O ano já é 2009, foram pagas apenas duas parcelas (de dez) ¾ e com atraso. Você lê o noticiário e é surpreendido com a informação de que após a aprovação em um único dia na CCJ e no Plenário do Senado Federal, tramita em ritmo acelerado na Câmara dos Deputados a Proposta de Emenda Constitucional nº 12/2006 (“PEC 12”), que institui novo regime para o pagamento dos precatórios, concedendo mais quinze anos (!!!) de prazo para o pagamento do seu crédito. E pior, não há exceções: mesmo a dívida já parcelada com o benefício da EC 30 está inserida no novo regime. O Estado, relembre-se, está com seus bens desde 1992 em função dos impostos que você deixou de honrar. Pela projeção, você receberá em 2024 pelo serviço que prestou em 1988. Isto, claro, se não for promulgada uma nova emenda prorrogando o pagamento por mais 30 anos.
A história acima, com pequenas variações de datas e de valores, é a vivenciada por milhares de credores do Poder Público neste momento com a possibilidade do advento da PEC 12, que na prática institui um verdadeiro calote continuado. A pressão para que isto aconteça é enorme por parte dos Estados e das Prefeituras.
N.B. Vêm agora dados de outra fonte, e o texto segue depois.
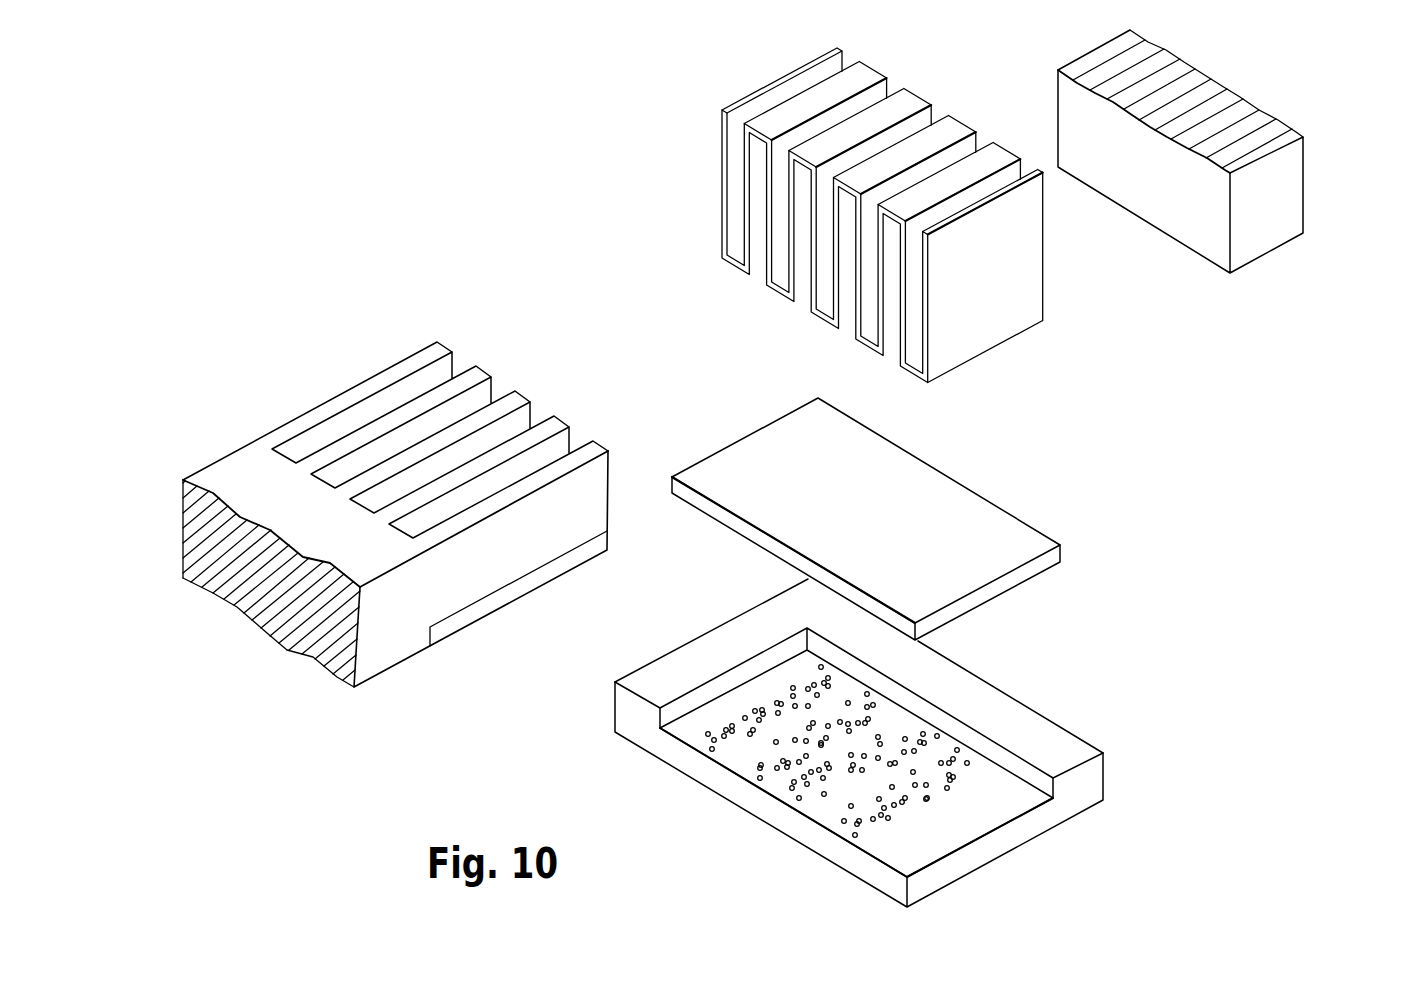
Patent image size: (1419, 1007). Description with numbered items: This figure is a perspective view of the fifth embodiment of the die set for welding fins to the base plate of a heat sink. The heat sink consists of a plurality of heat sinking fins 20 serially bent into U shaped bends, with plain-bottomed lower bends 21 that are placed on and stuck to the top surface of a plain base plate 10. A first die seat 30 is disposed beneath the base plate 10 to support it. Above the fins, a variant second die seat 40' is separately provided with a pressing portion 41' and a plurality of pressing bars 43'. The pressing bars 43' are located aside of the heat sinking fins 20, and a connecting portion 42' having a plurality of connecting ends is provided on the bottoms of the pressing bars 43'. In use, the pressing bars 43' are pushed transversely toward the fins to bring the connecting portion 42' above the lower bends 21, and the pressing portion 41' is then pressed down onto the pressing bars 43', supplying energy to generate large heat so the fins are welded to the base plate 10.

The base plate 10 is at (953, 498).
The heat sinking fins 20 is at (892, 215).
The lower bends 21 is at (730, 263).
The first die seat 30 is at (685, 763).
The second die seat 40' is at (395, 455).
The pressing portion 41' is at (1223, 151).
The connecting portion 42' is at (518, 607).
The pressing bars 43' is at (440, 410).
A justificativa: o problema dos precatórios vencidos e não pagos, principal objeto da PEC, os obriga a conviver diariamente com o risco de sequestro judicial de receitas, relativo a dívidas contraídas em outras gestões, o que já criou situações graves em diversos municípios.
Nesse sentido, de acordo com o texto da PEC 12, enquanto a entidade política devedora estiver sob o regime especial de pagamento de precatórios não terão aplicação o instituto da intervenção, o sequestro de verbas públicas, bem como os termos da EC nº 30/2000. Em suma, o novo regime de pagamento prevê que o ente devedor deverá depositar anualmente, em uma conta especial, um valor percentual calculado sobre as respectivas receitas correntes líquidas. Esse percentual será fixado com base no volume da dívida em precatórios da entidade federativa devedora (variando de 0,6 a 2,0 %), sendo os recursos assim destinados: 60% ao pagamento de precatórios por meio de leilão eletrônico ¾ mecanismo opcional, pelo qual o credor poderá negociar o precatório com deságio ¾ e 40% para pagamento à vista, em fila crescente de valor.
Salta aos olhos a diversidade de princípios jurídicos violados pelo texto atual da PEC 12, destacando-se, dentre eles, os princípio da isonomia, da coisa julgada, da segurança jurídica, do ato jurídico perfeito, e, principalmente, o princípio da separação dos poderes, na medida em que consagra o descumprimento, pelo Executivo, de ordens de pagamento emanadas pelo Poder Judiciário, condicionando o seu cumprimento, ademais, à submissão do particular ao imoral processo de leilão instituído, pelo qual recebe aquele que mais desvalorizar o seu título judicial.
Cabe, agora, à Câmara dos Deputados analisar a proposta. Espera-se, ao menos, que as arbitrariedades e inconstitucionalidades constantes do texto aprovado pelo Senado sejam melhor avaliadas e haja a devida discussão acerca de tema de tamanha relevância.